Make a joyful noise
Make a joyful noise
To follow up from last month’s article on the Christian jazz musician, Tuan Hung, did you know that …
… Vietnamese love to sing? Any occasion will involve people getting up on stage and performing songs (karaoke style). Christian or not, groups on holiday or camping will pull out a guitar and sing the night away!
… every age-group in church has its own assiduously drilled choir, who perform with gusto. All are encouraged to join.
… most hymns in the sole Vietnamese hymnbook are translations from old Western hymns of the 19th or early 20th century? (Lots of Moody & Sankey.) The translations have never been revised in the past 50 years, and even regular churchgoers don’t understand some of the archaic Vietnamese vocabulary.
… churchgoers bring their own hymnbooks to services?

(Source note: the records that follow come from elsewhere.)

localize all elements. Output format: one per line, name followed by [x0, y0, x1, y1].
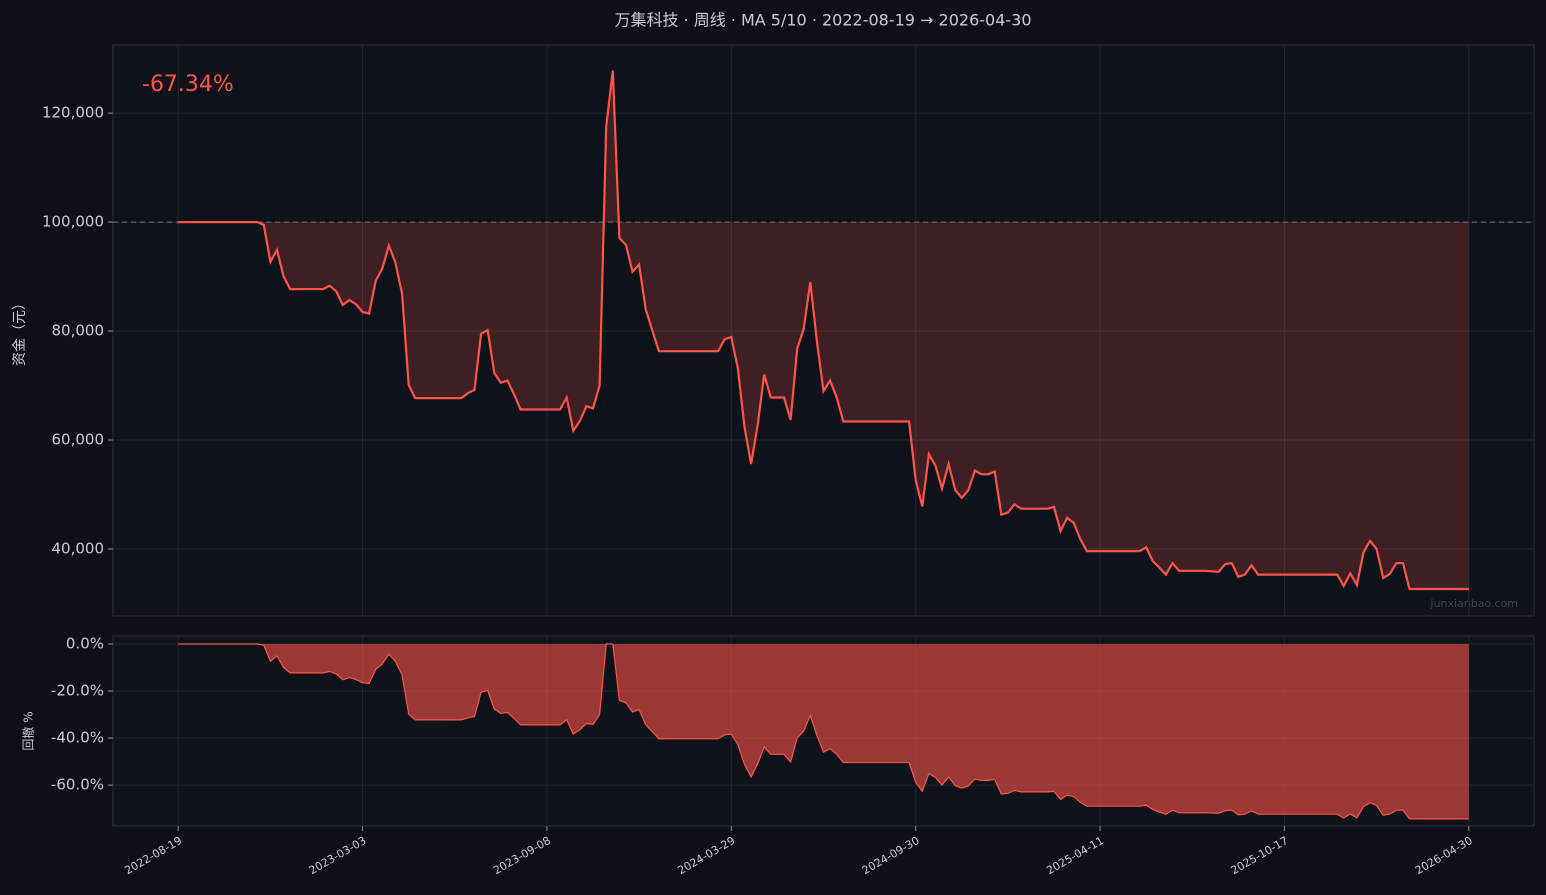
y-tick-label: 100,000	[42, 213, 104, 231]
chart-title: 万集科技 · 周线 · MA 5/10 · 2022-08-19 → 2026-…	[614, 11, 1031, 30]
y-tick-label: 0.0%	[66, 634, 104, 652]
drawdown-area	[178, 643, 1469, 819]
y-tick-label: 60,000	[52, 431, 105, 449]
y-axis-label: 回撤 %	[21, 711, 36, 750]
y-tick-label: -20.0%	[51, 682, 104, 700]
y-tick-label: -40.0%	[51, 729, 104, 747]
y-tick-label: 80,000	[52, 322, 105, 340]
y-tick-label: 120,000	[42, 104, 104, 122]
watermark: junxianbao.com	[1429, 597, 1518, 610]
equity-panel	[112, 44, 1535, 617]
y-tick-label: -60.0%	[51, 776, 104, 794]
y-tick-label: 40,000	[52, 539, 105, 557]
drawdown-line	[178, 643, 1469, 820]
y-axis-label: 资金（元）	[12, 296, 28, 366]
equity-line	[178, 70, 1469, 591]
return-annotation: -67.34%	[142, 72, 234, 97]
fill-area	[178, 70, 1469, 590]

Most churches cannot afford to provide hymnbooks or to print worship sheets. Some large city churches occasionally use projectors for occasional songs (only effective if all members are wearing their glasses!)

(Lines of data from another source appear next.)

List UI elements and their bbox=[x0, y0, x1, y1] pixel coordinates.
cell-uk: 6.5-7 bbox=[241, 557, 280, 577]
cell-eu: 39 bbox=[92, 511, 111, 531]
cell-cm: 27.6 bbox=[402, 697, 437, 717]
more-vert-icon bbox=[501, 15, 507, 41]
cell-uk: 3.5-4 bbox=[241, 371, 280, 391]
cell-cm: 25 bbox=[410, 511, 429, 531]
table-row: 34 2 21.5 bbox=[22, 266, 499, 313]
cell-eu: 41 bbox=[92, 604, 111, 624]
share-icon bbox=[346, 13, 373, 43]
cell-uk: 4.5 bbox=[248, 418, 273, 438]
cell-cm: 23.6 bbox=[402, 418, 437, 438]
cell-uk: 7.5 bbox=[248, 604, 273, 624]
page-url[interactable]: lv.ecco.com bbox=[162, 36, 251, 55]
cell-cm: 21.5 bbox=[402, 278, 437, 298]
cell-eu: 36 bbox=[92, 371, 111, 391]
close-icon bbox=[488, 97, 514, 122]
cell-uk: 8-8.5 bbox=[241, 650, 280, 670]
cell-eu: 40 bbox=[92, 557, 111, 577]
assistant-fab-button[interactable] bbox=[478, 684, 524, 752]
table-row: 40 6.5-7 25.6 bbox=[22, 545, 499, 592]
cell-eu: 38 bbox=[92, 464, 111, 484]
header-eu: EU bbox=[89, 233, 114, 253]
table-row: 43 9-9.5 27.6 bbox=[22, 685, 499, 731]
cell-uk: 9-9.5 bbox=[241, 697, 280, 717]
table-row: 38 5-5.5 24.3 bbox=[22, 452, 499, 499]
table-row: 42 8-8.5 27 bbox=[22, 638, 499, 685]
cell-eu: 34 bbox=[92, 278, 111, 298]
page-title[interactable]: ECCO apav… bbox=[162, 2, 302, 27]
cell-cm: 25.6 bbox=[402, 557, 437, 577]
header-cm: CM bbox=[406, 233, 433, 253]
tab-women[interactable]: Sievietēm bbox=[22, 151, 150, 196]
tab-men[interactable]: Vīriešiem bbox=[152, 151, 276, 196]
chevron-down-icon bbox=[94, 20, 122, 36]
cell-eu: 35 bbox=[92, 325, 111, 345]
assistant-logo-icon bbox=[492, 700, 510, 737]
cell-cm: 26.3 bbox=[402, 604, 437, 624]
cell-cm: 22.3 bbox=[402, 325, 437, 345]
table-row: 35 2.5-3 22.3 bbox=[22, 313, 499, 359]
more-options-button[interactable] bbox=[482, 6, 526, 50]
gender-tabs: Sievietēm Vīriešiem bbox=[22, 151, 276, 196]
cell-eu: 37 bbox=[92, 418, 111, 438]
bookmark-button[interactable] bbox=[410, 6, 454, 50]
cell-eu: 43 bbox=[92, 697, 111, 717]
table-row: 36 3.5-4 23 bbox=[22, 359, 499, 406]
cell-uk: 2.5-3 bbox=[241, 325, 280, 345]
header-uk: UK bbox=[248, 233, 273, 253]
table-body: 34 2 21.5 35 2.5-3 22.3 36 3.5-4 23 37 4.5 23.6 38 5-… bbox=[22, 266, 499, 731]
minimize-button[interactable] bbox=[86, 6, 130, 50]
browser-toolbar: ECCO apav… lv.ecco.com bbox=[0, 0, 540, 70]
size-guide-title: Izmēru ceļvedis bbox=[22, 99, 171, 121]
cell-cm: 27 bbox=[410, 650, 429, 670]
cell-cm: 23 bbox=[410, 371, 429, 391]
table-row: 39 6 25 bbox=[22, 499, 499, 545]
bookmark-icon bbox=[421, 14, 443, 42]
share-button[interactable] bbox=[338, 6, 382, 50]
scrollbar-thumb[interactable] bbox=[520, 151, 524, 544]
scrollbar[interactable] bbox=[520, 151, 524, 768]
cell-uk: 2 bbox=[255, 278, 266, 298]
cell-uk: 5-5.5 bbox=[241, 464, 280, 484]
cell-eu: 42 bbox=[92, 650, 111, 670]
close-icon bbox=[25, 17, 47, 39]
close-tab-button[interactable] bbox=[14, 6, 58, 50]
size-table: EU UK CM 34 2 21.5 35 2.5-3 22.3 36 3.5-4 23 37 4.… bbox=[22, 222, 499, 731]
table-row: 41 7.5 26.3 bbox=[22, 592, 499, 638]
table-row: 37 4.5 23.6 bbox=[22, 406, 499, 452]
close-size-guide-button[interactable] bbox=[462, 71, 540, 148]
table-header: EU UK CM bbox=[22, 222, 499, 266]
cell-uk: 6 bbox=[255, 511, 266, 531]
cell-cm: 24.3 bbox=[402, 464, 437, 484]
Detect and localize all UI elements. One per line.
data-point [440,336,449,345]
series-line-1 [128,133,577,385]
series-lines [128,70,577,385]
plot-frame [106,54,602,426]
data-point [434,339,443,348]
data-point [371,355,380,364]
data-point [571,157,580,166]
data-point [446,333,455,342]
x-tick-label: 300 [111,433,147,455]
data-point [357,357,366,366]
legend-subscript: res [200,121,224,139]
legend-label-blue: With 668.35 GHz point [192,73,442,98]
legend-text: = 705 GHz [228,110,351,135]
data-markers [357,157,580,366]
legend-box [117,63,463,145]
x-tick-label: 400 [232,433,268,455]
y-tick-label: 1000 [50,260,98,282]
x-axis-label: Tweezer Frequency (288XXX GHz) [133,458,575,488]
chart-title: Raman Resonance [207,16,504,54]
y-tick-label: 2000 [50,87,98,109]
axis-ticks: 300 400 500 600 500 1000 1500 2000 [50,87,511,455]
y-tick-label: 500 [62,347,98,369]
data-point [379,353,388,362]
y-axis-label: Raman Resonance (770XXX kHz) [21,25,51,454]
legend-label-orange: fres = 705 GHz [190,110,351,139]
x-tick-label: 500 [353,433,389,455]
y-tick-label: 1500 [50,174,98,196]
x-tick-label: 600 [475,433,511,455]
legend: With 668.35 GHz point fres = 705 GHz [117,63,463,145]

… Vietnamese melodies are written to match the rise and fall of the tones in Vietnamese lyrics? In translated songs, whether hymns or contemporary worship, the tunes and Vietnamese tones clash dreadfully.

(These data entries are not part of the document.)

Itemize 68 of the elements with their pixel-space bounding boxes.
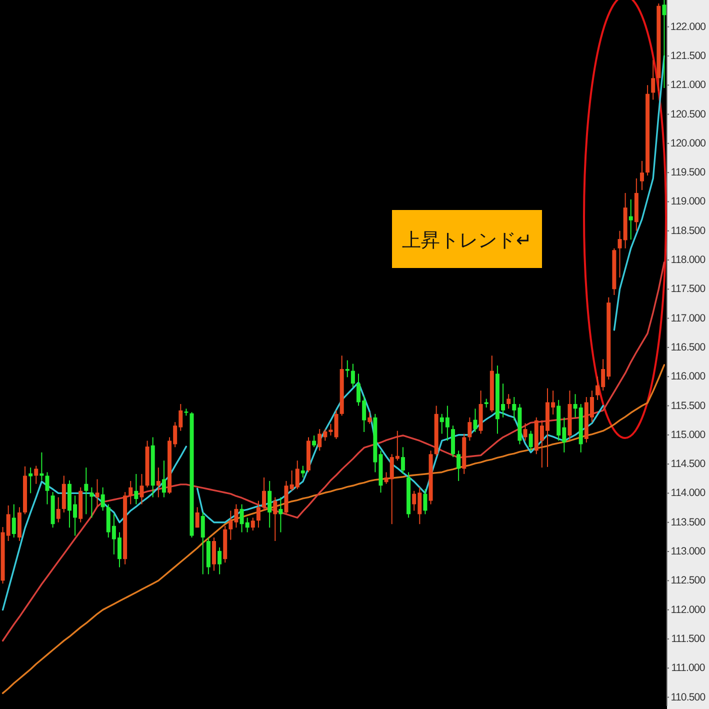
annotation: 上昇トレンド↵ [402,230,532,252]
candlestick [506,394,511,410]
y-tick-label: 114.000 [670,487,706,500]
candlestick [156,467,160,498]
candlestick [268,480,272,528]
y-tick-label: 120.000 [670,137,706,150]
y-tick-label: 122.000 [670,20,706,33]
candlestick [523,422,528,442]
candlestick [651,60,656,100]
y-tick-label: 117.500 [670,283,706,296]
y-tick-label: 116.000 [670,370,706,383]
candlestick [95,478,100,508]
candlestick [278,496,283,533]
y-tick-label: 111.500 [671,632,706,645]
candlestick [312,434,316,448]
candlestick [212,537,216,572]
candlestick [400,446,405,474]
y-tick-label: 119.000 [670,196,706,208]
candlestick [45,472,50,505]
y-tick-label: 115.000 [670,428,706,441]
candlestick [162,460,166,498]
y-tick-label: 114.500 [670,458,706,470]
candlestick [100,486,105,512]
candlestick [350,363,355,388]
candlestick [195,506,200,528]
y-tick-label: 121.000 [670,79,706,92]
candlestick [200,512,205,575]
candlestick [456,450,461,482]
line-series [2,364,666,694]
line-series [2,262,666,642]
candlestick [345,360,350,378]
y-tick-label: 121.500 [670,50,706,62]
candlestick [334,410,338,440]
candlestick [300,465,305,478]
candlestick [84,467,88,515]
candlestick [262,476,266,512]
candlestick [423,488,428,515]
candlestick [90,486,94,518]
candlestick [56,496,60,523]
y-tick-label: 115.500 [670,400,706,412]
y-tick-label: 110.500 [670,691,706,704]
y-tick-label: 113.000 [670,546,706,558]
candlestick [250,517,255,532]
y-tick-label: 111.000 [671,662,706,674]
candlestick [368,412,372,424]
candlestick [273,496,278,542]
candlestick [473,408,478,432]
y-tick-label: 116.500 [670,341,706,354]
y-tick-label: 113.500 [670,516,706,528]
y-tick-label: 119.500 [670,166,706,179]
y-tick-label: 118.000 [670,254,706,266]
candlestick [628,198,633,240]
candlestick [134,473,138,505]
y-tick-label: 112.500 [670,574,706,587]
candlestick [640,160,644,191]
y-tick-label: 120.500 [670,108,706,120]
candlestick [528,430,533,452]
candlestick [218,546,222,575]
candlestick [468,416,472,442]
y-tick-label: 112.000 [670,604,706,616]
y-tick-label: 118.500 [670,224,706,237]
candlestick [128,480,133,505]
candlestick [34,465,38,484]
candlestick [12,504,16,538]
candlestick [140,473,144,505]
candlestick [256,500,260,528]
y-tick-label: 117.000 [670,312,706,324]
candlestick [28,467,33,494]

Pray that Vietnamese church leadership would recognise the importance of developing and supporting worship in an indigenous Vietnamese style. Those stepping into a church for the first time often find the music off-putting, because translated songs just sound ‘wrong’.
Ask the Lord to guide those writing new Vietnamese worship songs, in USA and in Vietnam – that they would understand the elements that make songs more suitable for congregational singing.
Dear God, stir up those with creativity, and entrepreneurial flair – to spread your praises from the music notes of the songwriters to the lips of Vietnamese congregations around the country.
O! that Vietnamese youth would find Jesus worth singing about!